I always wanted the top rungs, high above the floor in the seven-bent tobacco barns, the last worker in the vertical column of young housers, where all I had to do was balance with spread legs, each on a rung, grab the heavy wooden sticks with spiked burley leaves and shake them out and fight the spiders and keep from falling, hoping all the while that the stifling heat and mixture of tetrahydrocannabinol and alcohol oozing out my pores would not make me dizzy or inattentive to my footing. On those liquid amber-hued autumn Bluegrass days, we housed burley for Jack.

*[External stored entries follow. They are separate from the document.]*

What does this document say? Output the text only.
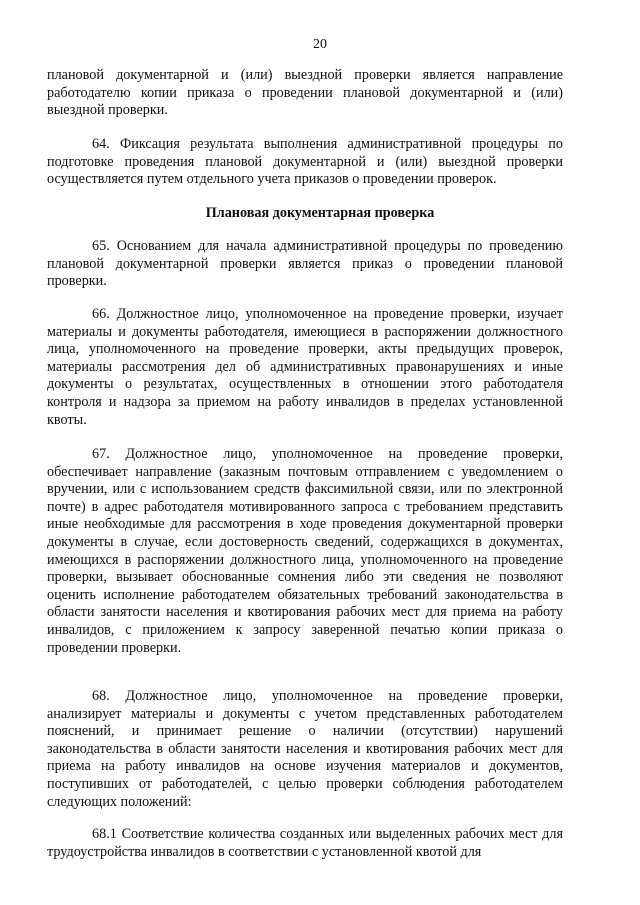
20

плановой документарной и (или) выездной проверки является направление работодателю копии приказа о проведении плановой документарной и (или) выездной проверки.

64. Фиксация результата выполнения административной процедуры по подготовке проведения плановой документарной и (или) выездной проверки осуществляется путем отдельного учета приказов о проведении проверок.

Плановая документарная проверка

65. Основанием для начала административной процедуры по проведению плановой документарной проверки является приказ о проведении плановой проверки.

66. Должностное лицо, уполномоченное на проведение проверки, изучает материалы и документы работодателя, имеющиеся в распоряжении должностного лица, уполномоченного на проведение проверки, акты предыдущих проверок, материалы рассмотрения дел об административных правонарушениях и иные документы о результатах, осуществленных в отношении этого работодателя контроля и надзора за приемом на работу инвалидов в пределах установленной квоты.

67. Должностное лицо, уполномоченное на проведение проверки, обеспечивает направление (заказным почтовым отправлением с уведомлением о вручении, или с использованием средств факсимильной связи, или по электронной почте) в адрес работодателя мотивированного запроса с требованием представить иные необходимые для рассмотрения в ходе проведения документарной проверки документы в случае, если достоверность сведений, содержащихся в документах, имеющихся в распоряжении должностного лица, уполномоченного на проведение проверки, вызывает обоснованные сомнения либо эти сведения не позволяют оценить исполнение работодателем обязательных требований законодательства в области занятости населения и квотирования рабочих мест для приема на работу инвалидов, с приложением к запросу заверенной печатью копии приказа о проведении проверки.

68. Должностное лицо, уполномоченное на проведение проверки, анализирует материалы и документы с учетом представленных работодателем пояснений, и принимает решение о наличии (отсутствии) нарушений законодательства в области занятости населения и квотирования рабочих мест для приема на работу инвалидов на основе изучения материалов и документов, поступивших от работодателей, с целью проверки соблюдения работодателем следующих положений:

68.1 Соответствие количества созданных или выделенных рабочих мест для трудоустройства инвалидов в соответствии с установленной квотой для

Jack lives in a mansion. His 450-acre cattle and tobacco farm sits across from Claiborne Horse Farm, outside Paris, Bourbon County, Kentucky, where the likes of Secretariat were kept in stud and buried. Jack is the scion of a family who has all died of alcoholism. There's no good estimate of how many millions his farm is worth. It keeps him supplied with bourbon and herb and blues recordings and cruises to the West Indies. But I housed burley for him for about six years in the 1970s, in the fall, when Bluegrass nights became cool and it was tobacco harvest time. We partied hard with Jack.
Being a recognized good burley houser, I learned the Warrior way of mind: Overcome fear high up in the barn--and pass up the burley!
I now know that it was not only burley I housed; I was also housing Kentucky memories of amber-hued autumn afternoons.